Being alone in the middle of Africa feels different than being alone in one’s own culture and country. Many people feel lonely. In the 2018 U.S. Loneliness Index 46% of Americans reported feeling lonely sometimes or always, and 47 % reported feeling left out sometimes or always. (usnews.com/
Study: Many Americans Report Feeling Lonely/ May 1, 2018).
Loneliness, whether perceived or real, can be an overpowering feeling. As a six-year-old child, I was letting myself into an empty apartment by a key which hung around my neck. I felt brutally alone during that season. But it was then, that I first heard the song “Jesus Loves Me.” I clung to the promise of the presence of God and willingly grasped at the chance of a friendship with my new-found Savior.

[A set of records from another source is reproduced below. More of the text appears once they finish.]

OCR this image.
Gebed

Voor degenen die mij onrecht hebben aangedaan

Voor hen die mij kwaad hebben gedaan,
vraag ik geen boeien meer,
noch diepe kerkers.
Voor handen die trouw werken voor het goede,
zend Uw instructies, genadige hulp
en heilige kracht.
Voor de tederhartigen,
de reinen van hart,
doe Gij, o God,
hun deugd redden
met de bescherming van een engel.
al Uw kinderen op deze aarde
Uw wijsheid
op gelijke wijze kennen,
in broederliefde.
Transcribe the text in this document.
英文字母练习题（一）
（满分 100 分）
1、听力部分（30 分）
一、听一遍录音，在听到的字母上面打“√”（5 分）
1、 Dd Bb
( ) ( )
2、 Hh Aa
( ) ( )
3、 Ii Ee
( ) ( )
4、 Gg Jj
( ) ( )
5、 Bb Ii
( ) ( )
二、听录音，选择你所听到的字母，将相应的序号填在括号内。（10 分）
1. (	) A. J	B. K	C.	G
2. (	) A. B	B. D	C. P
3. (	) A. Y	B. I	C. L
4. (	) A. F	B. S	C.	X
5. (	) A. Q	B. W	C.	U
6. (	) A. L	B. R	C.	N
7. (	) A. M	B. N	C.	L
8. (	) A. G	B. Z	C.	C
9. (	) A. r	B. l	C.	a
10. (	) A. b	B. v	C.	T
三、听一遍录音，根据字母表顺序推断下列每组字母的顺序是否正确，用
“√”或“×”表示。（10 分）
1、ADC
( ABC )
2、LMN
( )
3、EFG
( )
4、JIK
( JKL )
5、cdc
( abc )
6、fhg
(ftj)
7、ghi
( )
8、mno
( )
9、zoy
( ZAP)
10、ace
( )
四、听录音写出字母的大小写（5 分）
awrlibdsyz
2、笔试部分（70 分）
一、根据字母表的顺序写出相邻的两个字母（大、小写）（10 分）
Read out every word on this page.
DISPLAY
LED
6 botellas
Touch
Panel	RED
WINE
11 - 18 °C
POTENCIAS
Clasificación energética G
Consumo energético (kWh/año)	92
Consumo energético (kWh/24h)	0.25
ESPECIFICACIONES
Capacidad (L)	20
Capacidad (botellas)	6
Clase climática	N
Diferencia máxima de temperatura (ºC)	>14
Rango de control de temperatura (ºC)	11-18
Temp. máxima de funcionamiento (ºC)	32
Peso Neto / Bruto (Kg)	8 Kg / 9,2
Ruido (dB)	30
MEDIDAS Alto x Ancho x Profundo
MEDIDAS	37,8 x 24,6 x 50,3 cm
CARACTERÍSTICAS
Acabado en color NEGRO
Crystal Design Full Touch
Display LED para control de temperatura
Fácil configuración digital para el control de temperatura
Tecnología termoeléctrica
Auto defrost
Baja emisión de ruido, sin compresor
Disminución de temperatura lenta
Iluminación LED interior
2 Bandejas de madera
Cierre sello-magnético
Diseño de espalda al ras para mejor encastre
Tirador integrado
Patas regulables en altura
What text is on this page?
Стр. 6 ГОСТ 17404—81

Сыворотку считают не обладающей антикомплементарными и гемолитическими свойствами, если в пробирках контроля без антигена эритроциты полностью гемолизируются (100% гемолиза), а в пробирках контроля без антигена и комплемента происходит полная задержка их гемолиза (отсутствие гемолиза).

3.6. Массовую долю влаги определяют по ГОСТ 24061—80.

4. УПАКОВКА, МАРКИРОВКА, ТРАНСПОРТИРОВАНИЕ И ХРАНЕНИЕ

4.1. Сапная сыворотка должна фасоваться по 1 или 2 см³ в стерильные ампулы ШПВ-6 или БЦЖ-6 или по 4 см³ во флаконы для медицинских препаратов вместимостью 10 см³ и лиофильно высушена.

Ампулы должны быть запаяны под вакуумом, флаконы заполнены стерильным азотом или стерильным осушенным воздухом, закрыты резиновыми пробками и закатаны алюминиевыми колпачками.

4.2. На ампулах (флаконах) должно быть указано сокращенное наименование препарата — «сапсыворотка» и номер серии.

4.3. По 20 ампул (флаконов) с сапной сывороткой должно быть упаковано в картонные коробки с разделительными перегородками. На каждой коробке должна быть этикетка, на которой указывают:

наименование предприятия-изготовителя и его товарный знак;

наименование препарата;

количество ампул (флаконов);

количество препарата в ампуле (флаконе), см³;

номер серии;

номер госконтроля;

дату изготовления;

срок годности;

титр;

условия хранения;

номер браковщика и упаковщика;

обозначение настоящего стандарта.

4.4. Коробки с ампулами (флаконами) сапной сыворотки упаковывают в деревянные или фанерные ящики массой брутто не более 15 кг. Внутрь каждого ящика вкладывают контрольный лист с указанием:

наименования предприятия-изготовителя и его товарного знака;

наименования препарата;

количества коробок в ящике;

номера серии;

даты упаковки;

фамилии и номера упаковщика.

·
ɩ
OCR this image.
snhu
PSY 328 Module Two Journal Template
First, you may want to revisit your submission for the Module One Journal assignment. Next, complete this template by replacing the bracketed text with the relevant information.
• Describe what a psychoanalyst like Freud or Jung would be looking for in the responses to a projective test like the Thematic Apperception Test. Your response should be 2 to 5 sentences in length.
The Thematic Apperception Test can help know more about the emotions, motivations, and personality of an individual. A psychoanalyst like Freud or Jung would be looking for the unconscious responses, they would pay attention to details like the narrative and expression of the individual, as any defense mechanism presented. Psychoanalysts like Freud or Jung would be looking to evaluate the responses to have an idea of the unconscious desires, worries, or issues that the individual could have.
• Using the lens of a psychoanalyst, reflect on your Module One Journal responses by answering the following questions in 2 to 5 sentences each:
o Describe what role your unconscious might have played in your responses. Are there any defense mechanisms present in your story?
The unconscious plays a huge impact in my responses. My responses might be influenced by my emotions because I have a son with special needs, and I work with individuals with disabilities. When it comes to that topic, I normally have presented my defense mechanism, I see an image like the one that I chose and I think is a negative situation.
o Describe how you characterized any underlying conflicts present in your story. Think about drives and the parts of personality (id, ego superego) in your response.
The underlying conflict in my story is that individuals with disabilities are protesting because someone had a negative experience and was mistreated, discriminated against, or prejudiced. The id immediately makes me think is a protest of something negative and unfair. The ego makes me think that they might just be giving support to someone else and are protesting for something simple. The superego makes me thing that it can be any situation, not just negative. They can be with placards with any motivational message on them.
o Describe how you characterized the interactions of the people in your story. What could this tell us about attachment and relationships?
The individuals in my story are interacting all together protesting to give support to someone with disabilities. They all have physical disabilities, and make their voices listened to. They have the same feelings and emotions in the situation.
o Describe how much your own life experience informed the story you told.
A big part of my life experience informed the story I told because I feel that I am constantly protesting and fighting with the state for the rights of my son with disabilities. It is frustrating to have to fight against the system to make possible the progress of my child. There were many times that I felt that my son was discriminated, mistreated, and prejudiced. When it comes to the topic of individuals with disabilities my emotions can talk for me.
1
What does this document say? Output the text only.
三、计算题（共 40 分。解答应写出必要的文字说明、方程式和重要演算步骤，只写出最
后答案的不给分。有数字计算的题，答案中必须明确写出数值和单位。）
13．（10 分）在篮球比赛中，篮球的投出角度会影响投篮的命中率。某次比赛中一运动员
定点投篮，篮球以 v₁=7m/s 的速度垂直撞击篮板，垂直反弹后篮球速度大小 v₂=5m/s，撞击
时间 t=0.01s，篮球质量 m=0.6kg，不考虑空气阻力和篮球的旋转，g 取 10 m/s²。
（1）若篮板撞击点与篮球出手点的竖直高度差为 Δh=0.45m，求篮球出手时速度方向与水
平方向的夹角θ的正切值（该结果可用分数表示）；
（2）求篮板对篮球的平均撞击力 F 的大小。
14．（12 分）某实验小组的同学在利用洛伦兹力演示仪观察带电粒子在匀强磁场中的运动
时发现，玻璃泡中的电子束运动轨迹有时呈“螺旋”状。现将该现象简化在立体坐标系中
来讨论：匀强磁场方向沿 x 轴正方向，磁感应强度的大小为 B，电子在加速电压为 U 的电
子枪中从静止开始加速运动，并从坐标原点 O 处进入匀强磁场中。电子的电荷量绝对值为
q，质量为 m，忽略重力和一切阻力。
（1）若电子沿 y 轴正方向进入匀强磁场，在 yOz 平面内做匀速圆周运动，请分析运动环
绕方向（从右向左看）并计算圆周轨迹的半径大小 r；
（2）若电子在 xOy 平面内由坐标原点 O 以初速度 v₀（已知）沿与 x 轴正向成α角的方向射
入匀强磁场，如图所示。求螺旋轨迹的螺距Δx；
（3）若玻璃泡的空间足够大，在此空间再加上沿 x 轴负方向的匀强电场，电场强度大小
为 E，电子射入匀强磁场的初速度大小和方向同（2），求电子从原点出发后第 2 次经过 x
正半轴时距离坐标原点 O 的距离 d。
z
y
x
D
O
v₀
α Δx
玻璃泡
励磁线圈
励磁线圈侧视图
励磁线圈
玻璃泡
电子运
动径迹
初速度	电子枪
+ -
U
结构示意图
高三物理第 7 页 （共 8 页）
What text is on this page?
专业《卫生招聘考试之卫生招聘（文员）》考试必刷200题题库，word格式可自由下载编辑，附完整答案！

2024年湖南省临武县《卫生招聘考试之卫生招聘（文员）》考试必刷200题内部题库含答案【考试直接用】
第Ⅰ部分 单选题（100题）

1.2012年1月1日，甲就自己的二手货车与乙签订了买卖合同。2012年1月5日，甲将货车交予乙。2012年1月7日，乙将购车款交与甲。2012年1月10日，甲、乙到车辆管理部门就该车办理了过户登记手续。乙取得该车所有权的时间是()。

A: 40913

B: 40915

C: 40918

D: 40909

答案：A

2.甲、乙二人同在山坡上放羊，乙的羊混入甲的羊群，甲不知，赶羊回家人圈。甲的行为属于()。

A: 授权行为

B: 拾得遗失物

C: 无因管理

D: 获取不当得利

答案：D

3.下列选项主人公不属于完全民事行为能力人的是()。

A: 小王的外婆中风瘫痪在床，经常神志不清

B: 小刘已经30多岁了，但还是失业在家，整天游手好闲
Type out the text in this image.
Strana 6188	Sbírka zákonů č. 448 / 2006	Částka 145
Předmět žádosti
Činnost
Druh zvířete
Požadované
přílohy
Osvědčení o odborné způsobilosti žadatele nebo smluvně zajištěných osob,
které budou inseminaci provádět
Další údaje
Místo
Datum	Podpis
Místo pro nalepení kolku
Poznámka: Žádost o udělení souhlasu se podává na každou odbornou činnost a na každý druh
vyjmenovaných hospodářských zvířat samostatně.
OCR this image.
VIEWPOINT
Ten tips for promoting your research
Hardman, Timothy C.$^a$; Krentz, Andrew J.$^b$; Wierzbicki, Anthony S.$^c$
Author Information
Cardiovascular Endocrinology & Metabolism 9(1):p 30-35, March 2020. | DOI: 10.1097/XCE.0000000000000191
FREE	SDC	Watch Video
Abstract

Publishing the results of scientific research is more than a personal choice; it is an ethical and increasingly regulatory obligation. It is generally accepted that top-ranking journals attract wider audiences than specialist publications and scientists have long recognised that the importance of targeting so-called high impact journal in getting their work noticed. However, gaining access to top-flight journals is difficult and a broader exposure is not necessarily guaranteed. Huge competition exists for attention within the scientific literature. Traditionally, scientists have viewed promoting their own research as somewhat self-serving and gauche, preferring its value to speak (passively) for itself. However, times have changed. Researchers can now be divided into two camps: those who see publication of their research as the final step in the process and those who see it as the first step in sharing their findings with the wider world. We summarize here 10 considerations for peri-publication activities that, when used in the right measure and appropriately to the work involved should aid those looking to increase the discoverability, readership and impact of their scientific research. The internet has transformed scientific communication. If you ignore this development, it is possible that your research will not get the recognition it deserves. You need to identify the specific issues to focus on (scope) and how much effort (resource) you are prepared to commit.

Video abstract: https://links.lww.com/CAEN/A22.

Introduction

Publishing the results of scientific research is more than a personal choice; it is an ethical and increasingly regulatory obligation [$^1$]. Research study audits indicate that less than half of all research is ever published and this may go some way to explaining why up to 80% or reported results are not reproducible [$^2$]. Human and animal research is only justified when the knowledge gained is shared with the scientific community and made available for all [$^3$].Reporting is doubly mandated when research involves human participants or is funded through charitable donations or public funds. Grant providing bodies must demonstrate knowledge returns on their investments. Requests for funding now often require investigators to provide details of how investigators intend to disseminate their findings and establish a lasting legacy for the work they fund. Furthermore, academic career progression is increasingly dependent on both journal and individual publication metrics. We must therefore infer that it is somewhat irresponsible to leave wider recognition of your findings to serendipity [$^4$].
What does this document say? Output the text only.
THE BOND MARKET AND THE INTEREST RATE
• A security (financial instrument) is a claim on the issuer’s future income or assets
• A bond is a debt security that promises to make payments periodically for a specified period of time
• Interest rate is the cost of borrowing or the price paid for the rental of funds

As a teenager, I felt lonely in my youth group. Although the group began spiritually strong, the public affair of a beloved youth leader knocked the group off its moorings. As the group drifted towards immoral habits, my sense of loneliness increased. During these years, my grip on God as my Companion grew more experienced. Even as a single adult waiting to find a “mostly normal” man, I was lonely. But my patience paid off.
But the feeling of being alone in the Congo was different. It felt more distant, forsaken, and hopeless; more complex than the way that I had already experienced it throughout my life. Both Gale and I had a similar occurrence: we were outside at night to use an outhouse. We had flashlights and toilet paper with us. The sky was brilliantly lit by the stars that were undimmed by the lights of mankind. Suddenly, far above us, we heard the sound of an airliner, flying at 35,000 feet above us. We witnessed the feeling of being abandoned by culture and a modern way of thinking. We both felt like children who had been forsaken by a parent. That parent was our country, America. And the loneliness that accompanied that experience was deeper than any we had ever felt before.
But a deeper, more comforting thought came to mind. We were not alone. We were exactly right in the middle of God’s work in our lives. We were bringing the light of the gospel to the Congolese people. We were not forsaken, for our God had traveled with us to this place that felt like the middle of nowhere. We were young missionaries: still learning the language; still cutting our teeth on the culture. We gained friends among those in the Congo, both nationals and western missionaries. But in that moment when we felt the most alone, we gained the most comfort from the God who never leaves or forsakes us.
God had gone with us. We were not forsaken.